Still further, others assert OSHA’s proposed changes exceed the scope of the HCS altogether and will impermissibly serve as a vehicle for OSHA to gather chemical data that can then be exchanged with EPA through the agencies’ collaboration on hazardous materials. OSHA, in particular, can obtain confidential business information on a specific chemical product in collaboration with EPA under the agencies’ memorandum of understanding and interagency working groups, which can then be used to help the EPA craft future Toxic Substances Control Act (“TSCA”) chemical evaluations and added regulatory obligations.

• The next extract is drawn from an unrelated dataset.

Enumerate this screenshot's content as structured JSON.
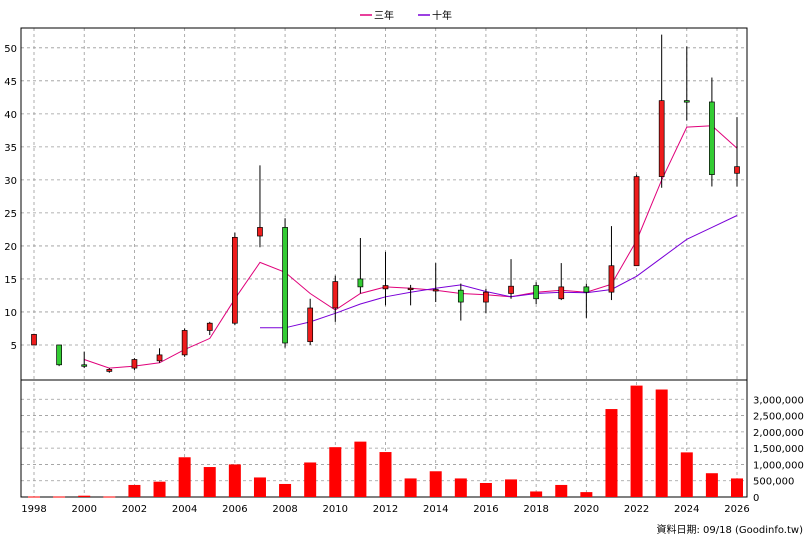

Employers who do not manufacturer or supply products also have requirements under the proposed changes. Covered employers would, in fact, need to review their product inventories, ensure proper product classification, and update their written programs, SDSs, and training materials. Employers also may need to modify their labeling procedures and methods of communicating chemical hazards. Once these changes are complete, employers will have to train to affected managers, supervisors and employees.

A virtual public hearing on the proposed revisions begins September 21, 2021, at 10 a.m., EDT. Individuals interested in appearing must submit a notice of intent to appear by June 18, 2021 for Docket No. OSHA-2019-0001 electronically at http://www.regulations.gov.

DISCLAIMER: Because of the generality of this update, the information provided herein may not be applicable in all situations and should not be acted upon without specific legal advice based on particular situations.